Video_1_From the Laboratory to the Classroom: The Potential of Functional Near-Infrared Spectroscopy in Educational Neuroscience.MP4

Paralleling two decades of growth in the emergent field known as educational neuroscience is an increasing concern that educational practices and programs should be evidence-based, however, the idea that neuroscience could potentially influence education is controversial. One of the criticisms, regarding applications of the findings produced in this discipline, concerns the artificiality of neuroscientific experiments and the oversimplified nature of the tests used to investigate cognitive processes in educational contexts. The simulations may not account for all of the variables present in real classroom activities.
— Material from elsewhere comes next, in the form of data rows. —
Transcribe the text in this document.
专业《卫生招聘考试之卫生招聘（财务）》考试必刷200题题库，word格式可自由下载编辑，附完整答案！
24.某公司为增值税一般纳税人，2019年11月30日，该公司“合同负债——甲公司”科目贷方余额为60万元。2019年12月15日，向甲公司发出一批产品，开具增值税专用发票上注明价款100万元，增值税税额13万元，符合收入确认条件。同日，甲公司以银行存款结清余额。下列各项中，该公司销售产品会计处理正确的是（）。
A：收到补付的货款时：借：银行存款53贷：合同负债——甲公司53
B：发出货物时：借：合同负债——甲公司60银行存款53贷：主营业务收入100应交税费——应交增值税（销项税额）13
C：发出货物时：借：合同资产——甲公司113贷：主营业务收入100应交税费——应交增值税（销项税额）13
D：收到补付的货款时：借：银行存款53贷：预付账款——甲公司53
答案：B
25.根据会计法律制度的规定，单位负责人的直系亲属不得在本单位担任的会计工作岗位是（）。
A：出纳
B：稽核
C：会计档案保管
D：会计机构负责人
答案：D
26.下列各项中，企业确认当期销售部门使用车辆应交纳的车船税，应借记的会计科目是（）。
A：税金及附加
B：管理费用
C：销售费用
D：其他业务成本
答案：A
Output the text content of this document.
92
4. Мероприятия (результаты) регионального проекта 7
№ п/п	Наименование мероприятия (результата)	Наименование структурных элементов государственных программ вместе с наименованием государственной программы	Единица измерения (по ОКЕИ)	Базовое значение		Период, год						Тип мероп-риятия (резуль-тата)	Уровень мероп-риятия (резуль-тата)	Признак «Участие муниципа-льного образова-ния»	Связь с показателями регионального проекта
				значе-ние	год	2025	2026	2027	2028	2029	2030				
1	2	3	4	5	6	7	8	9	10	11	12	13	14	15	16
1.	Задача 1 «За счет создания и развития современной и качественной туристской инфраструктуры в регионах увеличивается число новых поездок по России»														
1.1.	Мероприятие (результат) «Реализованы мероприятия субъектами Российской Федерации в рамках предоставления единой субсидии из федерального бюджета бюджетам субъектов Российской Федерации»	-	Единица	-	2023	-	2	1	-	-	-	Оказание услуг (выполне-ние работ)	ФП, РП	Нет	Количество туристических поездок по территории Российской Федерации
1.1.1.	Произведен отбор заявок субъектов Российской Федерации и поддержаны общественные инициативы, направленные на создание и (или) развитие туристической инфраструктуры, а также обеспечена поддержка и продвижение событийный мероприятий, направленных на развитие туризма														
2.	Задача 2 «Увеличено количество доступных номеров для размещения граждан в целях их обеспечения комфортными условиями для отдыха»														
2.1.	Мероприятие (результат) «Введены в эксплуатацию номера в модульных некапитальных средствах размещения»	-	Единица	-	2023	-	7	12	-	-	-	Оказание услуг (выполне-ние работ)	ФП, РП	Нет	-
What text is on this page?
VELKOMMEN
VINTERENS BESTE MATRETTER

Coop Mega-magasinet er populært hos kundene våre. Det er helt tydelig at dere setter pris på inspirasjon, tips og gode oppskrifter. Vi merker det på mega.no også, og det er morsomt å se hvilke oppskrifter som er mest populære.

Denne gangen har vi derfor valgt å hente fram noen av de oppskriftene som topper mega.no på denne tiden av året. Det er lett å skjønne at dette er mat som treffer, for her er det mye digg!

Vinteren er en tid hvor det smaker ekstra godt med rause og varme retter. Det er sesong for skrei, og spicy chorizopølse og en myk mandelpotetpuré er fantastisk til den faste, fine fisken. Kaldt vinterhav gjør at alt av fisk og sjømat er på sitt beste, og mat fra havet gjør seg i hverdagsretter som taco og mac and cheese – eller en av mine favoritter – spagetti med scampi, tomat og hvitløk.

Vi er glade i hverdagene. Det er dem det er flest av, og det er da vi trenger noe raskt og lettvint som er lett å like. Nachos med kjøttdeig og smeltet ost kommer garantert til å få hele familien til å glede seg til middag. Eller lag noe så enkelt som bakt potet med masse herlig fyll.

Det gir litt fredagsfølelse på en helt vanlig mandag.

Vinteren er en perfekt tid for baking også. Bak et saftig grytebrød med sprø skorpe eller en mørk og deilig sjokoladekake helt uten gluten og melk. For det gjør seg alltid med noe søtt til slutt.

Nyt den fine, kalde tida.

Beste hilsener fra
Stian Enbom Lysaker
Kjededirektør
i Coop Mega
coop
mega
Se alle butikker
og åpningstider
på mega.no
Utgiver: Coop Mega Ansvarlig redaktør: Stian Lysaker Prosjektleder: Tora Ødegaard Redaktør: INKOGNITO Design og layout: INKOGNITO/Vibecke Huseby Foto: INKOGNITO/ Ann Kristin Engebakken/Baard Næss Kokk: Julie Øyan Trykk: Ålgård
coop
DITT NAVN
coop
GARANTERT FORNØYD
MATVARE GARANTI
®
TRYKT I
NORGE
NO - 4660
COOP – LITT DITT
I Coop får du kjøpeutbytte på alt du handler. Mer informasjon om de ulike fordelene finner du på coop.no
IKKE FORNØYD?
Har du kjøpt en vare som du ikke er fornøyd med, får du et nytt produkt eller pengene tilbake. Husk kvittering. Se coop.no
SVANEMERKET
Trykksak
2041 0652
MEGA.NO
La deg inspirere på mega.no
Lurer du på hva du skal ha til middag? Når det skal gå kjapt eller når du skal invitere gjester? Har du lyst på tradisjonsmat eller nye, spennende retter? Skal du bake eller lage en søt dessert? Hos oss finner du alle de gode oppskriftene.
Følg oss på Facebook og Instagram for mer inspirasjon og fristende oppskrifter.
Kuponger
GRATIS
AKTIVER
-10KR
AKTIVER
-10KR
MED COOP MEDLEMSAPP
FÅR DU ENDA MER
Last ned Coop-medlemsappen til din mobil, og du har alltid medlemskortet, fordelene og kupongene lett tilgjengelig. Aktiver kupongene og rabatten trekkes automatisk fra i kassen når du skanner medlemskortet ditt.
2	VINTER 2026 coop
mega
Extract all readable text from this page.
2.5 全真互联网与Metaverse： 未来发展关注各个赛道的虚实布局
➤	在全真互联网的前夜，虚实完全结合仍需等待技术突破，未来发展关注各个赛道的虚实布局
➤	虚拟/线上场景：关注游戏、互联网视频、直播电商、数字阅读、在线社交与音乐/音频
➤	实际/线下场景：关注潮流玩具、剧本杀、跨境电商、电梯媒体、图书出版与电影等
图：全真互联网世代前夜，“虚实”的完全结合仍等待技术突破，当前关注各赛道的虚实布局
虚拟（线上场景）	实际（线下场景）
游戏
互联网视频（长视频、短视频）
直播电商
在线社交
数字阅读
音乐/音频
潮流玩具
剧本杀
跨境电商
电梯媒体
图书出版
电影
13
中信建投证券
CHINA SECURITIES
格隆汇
In this study, we aim to get a step closer to the formation of data-supported classroom methodologies by employing functional near-infrared spectroscopy in various experimental paradigms. First, we present two hyperscanning scenarios designed to explore realistic interdisciplinary contexts, i.e., the classroom. In a third paradigm, we present a case study of a single student evaluated with functional near-infrared spectroscopy and mobile eye-tracking glasses. These three experiments are performed to provide proofs of concept for the application of functional near-infrared spectroscopy in scenarios that more closely resemble authentic classroom routines and daily activities. The goal of our study is to explore the potential of this technique in hopes that it offers insights in experimental design to investigate teaching-learning processes during teacher-student interactions.